Recently I needed to repeatedly take many sets of data and generate counts of the number of data points which fall into different buckets. For example if I have as input a data set of test scores like { 90.0, 70.0, 75.0, 73.0, 85.0, 85.0, 65.0 } and I want frequency counts of the number of data points between 0-60, 60-70, 70-80, 80-90, and 90-100, I want the output to be [ 0, 1, 3, 2, 1 ] because there are 0 scores less than 60.0, 1 score between 60.0 and 70.0, and so on. Notice that dealing with the endpoints is not trivial. Anyway, I wrote a routine called CreaterFrequencyArray() in C# which can be called like so:

double[] values =

new double[] { 90.0, 70.0, 75.0, 73.0, 85.0, 85.0, 65.0 };

string[] labels = null;

int[] freq =

CreaterFrequencyArray(values, 60.0, 90.0, 10.0, out labels);

for (int i = 0; i < freq.Length; ++i)

{

Console.WriteLine(labels[i] + ” count = ” + freq[i]);

}

The resulting output looks like:

< 60.00 count = 0

>= 60.00 && < 70.00 count = 1

>= 70.00 && < 80.00 count = 3

>= 80.00 && < 90.00 count = 2

>= 90.00 count = 1

The CreateFrequencyArray() method accepts a source data array, a left endpoint (60.0 in the example), a right endpoint (90.0 in the example) and a width for each frequency bucket (10.0 in the example). The routine also creates a set of labels which describe each bucket (“< 60.0” and so on). The method was a bit trickier than I expected. Here is the code:

static int[] CreaterFrequencyArray(double[] sourceValues,

double leftEndPoint,

double rightEndPoint,

double bucketWidth,

out string[] labels)

{

// assumes width evenly divides |left – right|

// 1. create an array of end points

double x = Math.Abs(leftEndPoint – rightEndPoint);

double y = x / bucketWidth;

int numberEndPoints = (int)y + 1;

double[] endPoints = new double[numberEndPoints];

endPoints[0] = leftEndPoint; // seed first end point

for (int i = 1; i < numberEndPoints; ++i) {

endPoints[i] = endPoints[i – 1] + bucketWidth;

}

// 2. create an array of labels that correspond to the endpoints

labels = new string[numberEndPoints + 1];

labels[0] = “< ” + endPoints[0].ToString(“F2”);

for (int i = 1; i < labels.Length – 1; ++i) {

labels[i] = “>= ” + endPoints[i – 1].ToString(“F2″) +

” && < ” + endPoints[i].ToString(“F2”);

}

labels[labels.Length – 1] = “>= ” +

endPoints[endPoints.Length – 1].ToString(“F2”);

// 3. bucketize

int[] frequencies = new int[numberEndPoints + 1];

for (int i = 0; i < sourceValues.Length; ++i)

{

double currValue = sourceValues[i];

if (currValue < endPoints[0]) // first bucket

{

++frequencies[0];

}

else if (currValue >= endPoints[endPoints.Length-1]) // last bucket

{

++frequencies[frequencies.Length-1];

}

else // one of the middle buckets

{

for (int j = 0; j < endPoints.Length -1; ++j)

{

if (currValue >= endPoints[j] && currValue < endPoints[j + 1])

{

++frequencies[j + 1];

}

}

}

} // scan of sourceValues

return frequencies;

} // CreaterFrequencyArray()

This method is crude in the sense that it does no error-checking and requires the calling code to supply correct left endpoint, right endpoint, and bucket width parameters, but it’s working pretty well for me.

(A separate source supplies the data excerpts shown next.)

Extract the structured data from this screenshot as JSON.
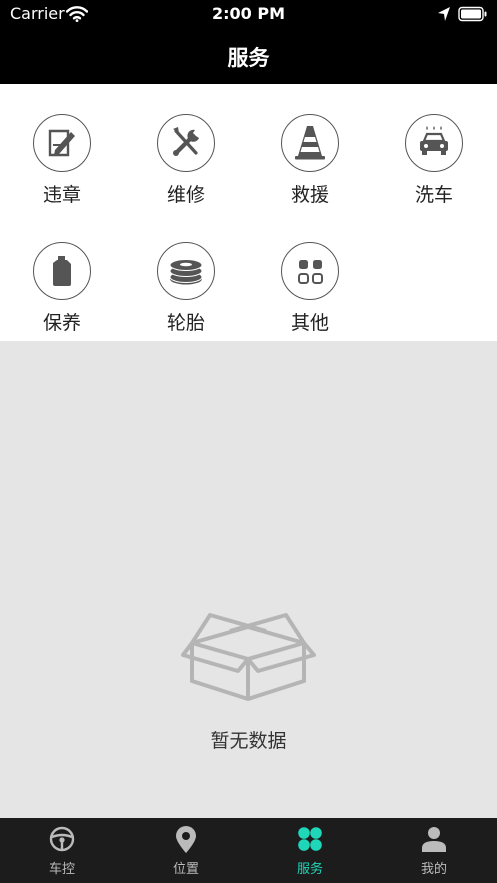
{
  "status_bar": {
    "carrier": "Carrier",
    "time": "2:00 PM"
  },
  "header": {
    "title": "服务"
  },
  "services": [
    {
      "label": "违章",
      "icon": "violation-edit-icon"
    },
    {
      "label": "维修",
      "icon": "repair-tools-icon"
    },
    {
      "label": "救援",
      "icon": "traffic-cone-icon"
    },
    {
      "label": "洗车",
      "icon": "car-wash-icon"
    },
    {
      "label": "保养",
      "icon": "oil-can-icon"
    },
    {
      "label": "轮胎",
      "icon": "tire-stack-icon"
    },
    {
      "label": "其他",
      "icon": "grid-apps-icon"
    }
  ],
  "empty_state": {
    "text": "暂无数据",
    "icon": "empty-box-icon"
  },
  "tabs": [
    {
      "label": "车控",
      "icon": "steering-wheel-icon",
      "active": false
    },
    {
      "label": "位置",
      "icon": "location-pin-icon",
      "active": false
    },
    {
      "label": "服务",
      "icon": "clover-grid-icon",
      "active": true
    },
    {
      "label": "我的",
      "icon": "person-icon",
      "active": false
    }
  ],
  "colors": {
    "accent": "#1fd6b9",
    "header_bg": "#000000",
    "tabbar_bg": "#1c1c1c",
    "content_bg": "#e5e5e5"
  }
}
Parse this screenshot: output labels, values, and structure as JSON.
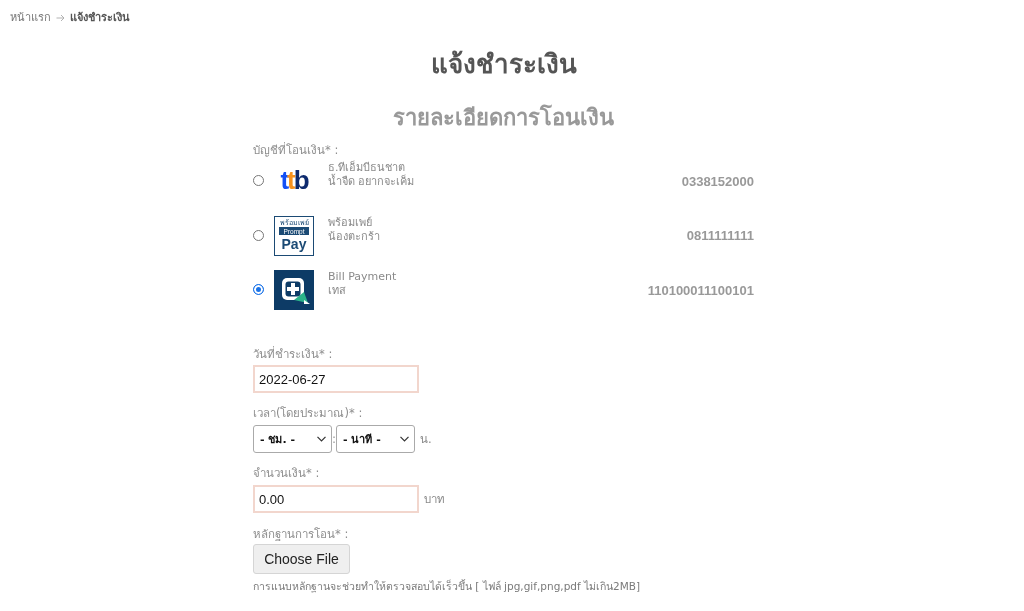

This frequency is missed in boundary testing also.

Normally for a 1 to 100 accepted value (supposedly) edit-box most try: -1,0,1,99,100,101.

Some try also other negative, non alpha numeric, decimal points etc.

Of course some try a value like 1 mil to try to crash the application for example.

But no one really tried more values in between like 11,22, 33,…

Would be better to explain with an actual context.

Sebi

Quite right. This was just an example without error-checking and one which targets only a very specific problem I was working on.